Sung: I’m a lighting supervisor. We are the pride of Blue Sky. There’s about 30 of us on the team and there are two lighting supervisors that look over the work of some 30 to 50 people. We work with the director and the art director and everyday we talk about color, lighting, shading, camera and such in the movie. If Lee kicks off the project, we are the ones to see it through to completion. We work on the film up until a month before it’s released.

How did you prepare for this animation?

Lee: When people think Blue Sky, they think either “Ice Age” or “Rio,” but we are always pushing the envelope at Blue Sky. So this time around we tried to present the viewers with a realistic animation. We put the focus on the facial expressions of the characters.


Lee Sang-jun, left, and Sung Jee-yun from Blue Sky Studios brought a Korean touch to the U.S. animation.

Sung: We researched for years before the movie to get it right. We studied different ways of maintaining focus with the camera, and utilized various lenses so it’s unlike any other animation. We also watched a lot of video clips to perfect our work. The lighting crew even went on a field trip to the mountain with a manual camera each, and while getting lost a few times, took a lot in for research.

We tried really hard to make it look realistic. Compared to our previous films, it’s a lot more lifelike.

Unlike other cartoons we wanted to make the scenes look like photographs.

What did you want to emphasize in the movie?

Lee: The first thing that the director told us was that when viewers were watching the movie he wanted them to be moved by nature as depicted in the animation.

Sung: One frame took 100 hours to render. One second consists of 24 frames and so for 1,000 frames you need a computer to be working non-stop for a month. And that was just for one scene in particular.

Lee: I worked on costume design on “Star Wars: Episode 3” and back then the outfits had a hanbok, or traditional Korean attire, feel. It’s kind of inevitable that a designer will leave his mark on aspects of costumes and such.

This time around, the helmet worn by the Leaf Men in the movie has the feel of the Silla Dynasty’s cavalry.
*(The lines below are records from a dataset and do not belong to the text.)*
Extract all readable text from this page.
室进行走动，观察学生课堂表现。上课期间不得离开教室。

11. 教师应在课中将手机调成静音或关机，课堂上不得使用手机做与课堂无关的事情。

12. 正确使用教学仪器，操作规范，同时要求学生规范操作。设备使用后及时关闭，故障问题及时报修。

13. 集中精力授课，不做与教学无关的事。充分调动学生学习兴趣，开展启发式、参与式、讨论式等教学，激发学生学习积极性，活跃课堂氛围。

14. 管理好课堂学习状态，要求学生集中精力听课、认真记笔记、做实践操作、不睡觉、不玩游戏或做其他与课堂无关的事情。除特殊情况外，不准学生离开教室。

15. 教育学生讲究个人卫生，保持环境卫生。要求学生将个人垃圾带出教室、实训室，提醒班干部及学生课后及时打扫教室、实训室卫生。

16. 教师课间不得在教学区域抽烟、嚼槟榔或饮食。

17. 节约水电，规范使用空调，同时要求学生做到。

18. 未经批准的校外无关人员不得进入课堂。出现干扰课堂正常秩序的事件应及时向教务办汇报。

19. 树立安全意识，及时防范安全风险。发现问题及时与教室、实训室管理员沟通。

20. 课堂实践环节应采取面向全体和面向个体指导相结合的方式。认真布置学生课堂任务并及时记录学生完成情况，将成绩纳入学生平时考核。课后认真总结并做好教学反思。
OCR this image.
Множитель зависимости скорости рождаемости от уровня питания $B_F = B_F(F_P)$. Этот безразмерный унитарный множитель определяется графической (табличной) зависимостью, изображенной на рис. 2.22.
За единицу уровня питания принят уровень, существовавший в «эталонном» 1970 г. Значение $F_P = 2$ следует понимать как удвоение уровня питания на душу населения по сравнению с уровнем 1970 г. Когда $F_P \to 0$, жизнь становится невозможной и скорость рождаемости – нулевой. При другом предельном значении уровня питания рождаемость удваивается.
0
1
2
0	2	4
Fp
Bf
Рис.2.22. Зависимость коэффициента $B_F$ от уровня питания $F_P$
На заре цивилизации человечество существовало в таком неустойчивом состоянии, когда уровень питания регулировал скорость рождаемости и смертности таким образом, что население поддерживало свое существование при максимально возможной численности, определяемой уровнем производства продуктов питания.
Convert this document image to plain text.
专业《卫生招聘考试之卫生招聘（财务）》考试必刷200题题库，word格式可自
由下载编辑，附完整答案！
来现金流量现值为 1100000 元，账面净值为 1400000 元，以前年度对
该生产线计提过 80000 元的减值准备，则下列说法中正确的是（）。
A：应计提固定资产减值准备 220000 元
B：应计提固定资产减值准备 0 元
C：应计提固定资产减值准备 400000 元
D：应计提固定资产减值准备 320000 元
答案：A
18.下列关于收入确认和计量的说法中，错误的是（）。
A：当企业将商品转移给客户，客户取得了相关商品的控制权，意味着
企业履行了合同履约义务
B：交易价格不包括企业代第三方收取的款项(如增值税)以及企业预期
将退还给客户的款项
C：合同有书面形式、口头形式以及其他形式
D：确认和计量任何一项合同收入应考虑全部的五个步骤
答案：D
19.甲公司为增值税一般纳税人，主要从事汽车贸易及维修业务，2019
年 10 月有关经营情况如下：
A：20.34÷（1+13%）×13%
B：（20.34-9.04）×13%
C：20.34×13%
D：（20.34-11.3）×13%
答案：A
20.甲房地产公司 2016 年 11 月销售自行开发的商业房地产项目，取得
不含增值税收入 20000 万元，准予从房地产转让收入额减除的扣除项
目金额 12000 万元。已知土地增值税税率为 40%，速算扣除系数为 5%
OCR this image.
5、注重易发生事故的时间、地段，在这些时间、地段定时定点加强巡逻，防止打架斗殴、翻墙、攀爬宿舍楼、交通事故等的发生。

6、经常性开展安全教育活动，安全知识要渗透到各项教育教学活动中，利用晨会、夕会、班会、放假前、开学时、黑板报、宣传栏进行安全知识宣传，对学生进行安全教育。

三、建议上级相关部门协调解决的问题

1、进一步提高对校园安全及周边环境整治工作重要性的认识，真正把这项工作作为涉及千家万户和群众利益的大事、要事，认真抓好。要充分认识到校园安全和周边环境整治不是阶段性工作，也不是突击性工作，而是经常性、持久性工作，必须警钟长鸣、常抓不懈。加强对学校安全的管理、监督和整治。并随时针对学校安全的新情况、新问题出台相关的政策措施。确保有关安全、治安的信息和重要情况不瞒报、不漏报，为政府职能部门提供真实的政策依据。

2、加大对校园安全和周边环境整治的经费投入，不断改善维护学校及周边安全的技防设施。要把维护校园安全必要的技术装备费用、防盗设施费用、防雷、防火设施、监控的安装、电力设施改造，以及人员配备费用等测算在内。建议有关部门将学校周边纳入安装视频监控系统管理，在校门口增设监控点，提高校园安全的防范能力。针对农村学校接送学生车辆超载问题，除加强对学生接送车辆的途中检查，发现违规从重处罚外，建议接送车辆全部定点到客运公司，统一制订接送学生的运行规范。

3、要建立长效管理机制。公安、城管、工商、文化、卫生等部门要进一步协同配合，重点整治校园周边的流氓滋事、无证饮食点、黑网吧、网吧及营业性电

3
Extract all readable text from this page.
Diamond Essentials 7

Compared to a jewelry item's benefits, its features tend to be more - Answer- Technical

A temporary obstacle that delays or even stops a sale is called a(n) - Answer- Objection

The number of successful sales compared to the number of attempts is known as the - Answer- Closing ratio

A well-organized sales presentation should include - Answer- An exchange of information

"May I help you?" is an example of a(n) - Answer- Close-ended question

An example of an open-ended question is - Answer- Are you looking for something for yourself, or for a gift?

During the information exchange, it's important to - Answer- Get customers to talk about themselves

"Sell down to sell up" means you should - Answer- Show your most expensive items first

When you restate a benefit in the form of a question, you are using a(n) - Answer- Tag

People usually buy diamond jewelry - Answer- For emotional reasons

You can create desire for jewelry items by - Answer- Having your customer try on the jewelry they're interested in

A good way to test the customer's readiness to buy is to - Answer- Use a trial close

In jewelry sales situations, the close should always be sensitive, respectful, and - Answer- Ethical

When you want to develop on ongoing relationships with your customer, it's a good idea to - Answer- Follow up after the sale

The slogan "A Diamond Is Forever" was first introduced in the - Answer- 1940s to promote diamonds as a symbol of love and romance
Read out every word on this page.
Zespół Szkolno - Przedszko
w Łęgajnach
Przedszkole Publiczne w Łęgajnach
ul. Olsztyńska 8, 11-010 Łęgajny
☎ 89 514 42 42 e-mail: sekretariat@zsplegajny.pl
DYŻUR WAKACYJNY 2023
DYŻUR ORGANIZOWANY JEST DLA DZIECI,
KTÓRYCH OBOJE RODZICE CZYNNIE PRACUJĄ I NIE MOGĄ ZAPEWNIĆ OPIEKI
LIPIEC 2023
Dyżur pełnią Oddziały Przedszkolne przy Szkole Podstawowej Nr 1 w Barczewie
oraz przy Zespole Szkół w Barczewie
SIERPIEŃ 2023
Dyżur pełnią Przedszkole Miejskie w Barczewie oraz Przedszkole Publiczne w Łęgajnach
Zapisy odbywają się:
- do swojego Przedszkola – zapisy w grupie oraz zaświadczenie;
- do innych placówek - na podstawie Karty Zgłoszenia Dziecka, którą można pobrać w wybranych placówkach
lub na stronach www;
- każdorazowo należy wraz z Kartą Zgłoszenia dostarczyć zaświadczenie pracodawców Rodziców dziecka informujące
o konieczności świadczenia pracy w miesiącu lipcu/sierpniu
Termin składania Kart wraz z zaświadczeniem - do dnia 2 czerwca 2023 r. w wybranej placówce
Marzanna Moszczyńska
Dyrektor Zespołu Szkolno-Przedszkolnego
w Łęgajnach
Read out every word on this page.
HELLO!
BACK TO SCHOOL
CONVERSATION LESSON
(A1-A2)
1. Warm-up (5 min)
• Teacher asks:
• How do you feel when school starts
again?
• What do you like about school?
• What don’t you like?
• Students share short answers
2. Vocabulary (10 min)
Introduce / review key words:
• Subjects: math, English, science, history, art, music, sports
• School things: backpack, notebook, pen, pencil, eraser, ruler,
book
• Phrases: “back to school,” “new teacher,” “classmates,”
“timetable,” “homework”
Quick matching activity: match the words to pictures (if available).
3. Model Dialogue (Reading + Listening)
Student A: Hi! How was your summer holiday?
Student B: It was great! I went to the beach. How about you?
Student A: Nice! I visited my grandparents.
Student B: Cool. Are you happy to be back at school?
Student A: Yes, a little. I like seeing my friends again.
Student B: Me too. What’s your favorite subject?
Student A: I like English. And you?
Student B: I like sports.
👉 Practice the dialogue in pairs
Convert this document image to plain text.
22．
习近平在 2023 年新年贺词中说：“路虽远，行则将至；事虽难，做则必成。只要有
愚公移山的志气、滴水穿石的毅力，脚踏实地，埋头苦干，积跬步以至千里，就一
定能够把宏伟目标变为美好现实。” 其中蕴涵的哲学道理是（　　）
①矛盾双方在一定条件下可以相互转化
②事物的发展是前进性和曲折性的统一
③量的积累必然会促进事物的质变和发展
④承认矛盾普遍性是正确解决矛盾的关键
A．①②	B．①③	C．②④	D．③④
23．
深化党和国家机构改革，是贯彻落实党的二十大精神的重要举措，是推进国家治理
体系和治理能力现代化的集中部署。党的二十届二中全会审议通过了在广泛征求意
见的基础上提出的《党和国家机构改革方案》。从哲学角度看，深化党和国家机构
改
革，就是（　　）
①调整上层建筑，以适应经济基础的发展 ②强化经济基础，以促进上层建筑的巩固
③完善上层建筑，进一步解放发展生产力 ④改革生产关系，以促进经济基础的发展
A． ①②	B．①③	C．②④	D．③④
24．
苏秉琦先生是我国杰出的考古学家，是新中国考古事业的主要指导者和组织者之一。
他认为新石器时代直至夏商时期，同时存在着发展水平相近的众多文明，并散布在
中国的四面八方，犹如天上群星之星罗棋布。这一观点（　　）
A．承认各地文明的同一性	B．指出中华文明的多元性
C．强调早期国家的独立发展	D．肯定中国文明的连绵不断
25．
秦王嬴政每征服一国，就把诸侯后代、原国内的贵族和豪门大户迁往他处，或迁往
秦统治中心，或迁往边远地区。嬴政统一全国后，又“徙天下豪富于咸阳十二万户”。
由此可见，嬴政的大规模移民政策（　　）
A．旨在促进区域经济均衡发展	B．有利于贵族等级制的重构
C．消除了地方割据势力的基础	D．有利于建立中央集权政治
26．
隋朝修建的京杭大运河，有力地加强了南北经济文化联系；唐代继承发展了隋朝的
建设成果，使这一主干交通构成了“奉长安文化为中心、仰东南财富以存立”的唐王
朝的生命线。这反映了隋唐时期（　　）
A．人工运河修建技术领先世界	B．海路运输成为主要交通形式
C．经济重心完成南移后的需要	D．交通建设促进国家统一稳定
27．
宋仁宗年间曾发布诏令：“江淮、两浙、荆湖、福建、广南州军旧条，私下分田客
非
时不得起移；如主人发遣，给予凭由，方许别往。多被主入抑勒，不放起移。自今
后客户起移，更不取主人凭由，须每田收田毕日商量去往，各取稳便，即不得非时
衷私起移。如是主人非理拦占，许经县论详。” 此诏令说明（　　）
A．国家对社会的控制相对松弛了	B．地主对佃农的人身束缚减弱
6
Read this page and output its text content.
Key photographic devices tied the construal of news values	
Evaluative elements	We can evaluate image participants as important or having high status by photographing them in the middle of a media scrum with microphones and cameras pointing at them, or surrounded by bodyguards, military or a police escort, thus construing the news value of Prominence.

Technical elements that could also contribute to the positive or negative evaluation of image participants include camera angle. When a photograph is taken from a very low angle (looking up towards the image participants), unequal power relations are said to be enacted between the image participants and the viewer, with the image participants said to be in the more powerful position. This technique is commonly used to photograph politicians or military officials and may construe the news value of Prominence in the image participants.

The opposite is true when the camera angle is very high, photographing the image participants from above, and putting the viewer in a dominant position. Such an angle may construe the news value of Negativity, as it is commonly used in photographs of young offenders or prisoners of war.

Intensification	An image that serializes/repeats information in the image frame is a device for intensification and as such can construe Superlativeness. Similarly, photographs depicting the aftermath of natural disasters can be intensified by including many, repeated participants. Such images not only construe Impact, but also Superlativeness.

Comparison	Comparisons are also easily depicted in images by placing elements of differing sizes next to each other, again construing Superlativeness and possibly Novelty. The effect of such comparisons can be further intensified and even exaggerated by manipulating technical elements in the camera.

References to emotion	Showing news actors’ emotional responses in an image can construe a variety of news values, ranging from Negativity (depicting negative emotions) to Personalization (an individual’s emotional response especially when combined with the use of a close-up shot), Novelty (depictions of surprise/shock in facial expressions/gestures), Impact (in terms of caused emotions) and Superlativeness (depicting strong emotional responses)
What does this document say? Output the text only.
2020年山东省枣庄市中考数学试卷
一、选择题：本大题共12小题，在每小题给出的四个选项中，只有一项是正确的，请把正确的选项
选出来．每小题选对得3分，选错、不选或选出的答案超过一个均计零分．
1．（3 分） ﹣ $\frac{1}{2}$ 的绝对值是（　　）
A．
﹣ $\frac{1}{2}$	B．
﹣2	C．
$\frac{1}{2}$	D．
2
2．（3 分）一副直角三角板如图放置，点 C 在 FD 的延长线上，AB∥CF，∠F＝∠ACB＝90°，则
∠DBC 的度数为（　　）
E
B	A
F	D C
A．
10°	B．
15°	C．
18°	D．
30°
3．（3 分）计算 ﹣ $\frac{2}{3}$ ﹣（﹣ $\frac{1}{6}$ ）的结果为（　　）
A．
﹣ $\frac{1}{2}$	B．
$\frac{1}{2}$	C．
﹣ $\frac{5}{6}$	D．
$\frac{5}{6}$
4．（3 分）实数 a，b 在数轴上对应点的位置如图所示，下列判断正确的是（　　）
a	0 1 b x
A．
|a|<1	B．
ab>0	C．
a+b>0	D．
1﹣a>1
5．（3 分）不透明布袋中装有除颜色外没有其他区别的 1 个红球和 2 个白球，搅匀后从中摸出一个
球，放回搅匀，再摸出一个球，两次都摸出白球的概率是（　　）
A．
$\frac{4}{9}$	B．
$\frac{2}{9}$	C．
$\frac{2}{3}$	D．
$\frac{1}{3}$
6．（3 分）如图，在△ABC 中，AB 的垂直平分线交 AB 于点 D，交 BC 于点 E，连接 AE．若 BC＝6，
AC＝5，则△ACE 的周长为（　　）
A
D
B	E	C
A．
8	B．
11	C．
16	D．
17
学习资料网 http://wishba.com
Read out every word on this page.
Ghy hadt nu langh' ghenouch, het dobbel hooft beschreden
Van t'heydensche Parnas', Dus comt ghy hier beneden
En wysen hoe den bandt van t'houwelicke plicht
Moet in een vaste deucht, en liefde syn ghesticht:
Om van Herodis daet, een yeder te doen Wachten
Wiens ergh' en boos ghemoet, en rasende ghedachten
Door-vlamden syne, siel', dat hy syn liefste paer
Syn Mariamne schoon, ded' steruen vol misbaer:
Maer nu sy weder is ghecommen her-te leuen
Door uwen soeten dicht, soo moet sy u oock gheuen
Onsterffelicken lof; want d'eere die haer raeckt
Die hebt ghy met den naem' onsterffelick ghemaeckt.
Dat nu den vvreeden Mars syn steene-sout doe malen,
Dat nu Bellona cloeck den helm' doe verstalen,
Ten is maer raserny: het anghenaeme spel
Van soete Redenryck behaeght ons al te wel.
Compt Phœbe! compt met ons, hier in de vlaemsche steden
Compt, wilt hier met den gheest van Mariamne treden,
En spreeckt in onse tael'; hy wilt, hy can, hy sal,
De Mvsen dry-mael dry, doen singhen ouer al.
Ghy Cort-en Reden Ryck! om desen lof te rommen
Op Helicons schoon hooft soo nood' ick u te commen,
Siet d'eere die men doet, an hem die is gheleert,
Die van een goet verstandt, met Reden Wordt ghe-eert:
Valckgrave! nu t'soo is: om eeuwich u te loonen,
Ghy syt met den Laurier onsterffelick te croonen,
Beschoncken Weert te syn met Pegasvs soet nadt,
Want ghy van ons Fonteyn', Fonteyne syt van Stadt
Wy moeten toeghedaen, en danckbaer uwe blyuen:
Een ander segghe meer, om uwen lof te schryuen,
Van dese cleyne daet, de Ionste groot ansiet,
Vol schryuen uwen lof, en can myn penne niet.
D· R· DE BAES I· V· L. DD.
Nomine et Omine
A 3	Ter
As you’d know the Silla cavalry wore light garments and the Leaf Men do too.

You might not know it, but a lot of Koreans worked on the movie. It’s an honor to be a part of Koreans working abroad on great films.

Are you happy with the dubbed version’s cast?

Lee: I’m a fan of both Han Seung-yeon (KARA) and Jung Jin-woon (2AM). Han is very bubbly and stands out and so I thought she’d do well.

Sung: Although, I do think it would have a different feel to the U.S. version. I’d like to watch the Korean version.

I heard they worked really hard on it, so I can’t wait to see it. As you know, even in the United States Hallyu stars are big. My colleagues told me to make sure I see both of the stars while I visit.

What do you want the viewers to take note of as they are watching?

Lee: With animation we try to send out a positive message to the viewers. We tried to emphasize the importance of nature and family.

Sung: Because of my job when I watch a movie, I recall every thing that I went through as I was working on it. I’d like it if people watched the movie with the work of the lighting team in mind.

The movie is set to open in theaters nationwide Aug. 7 in both 2D and 3D.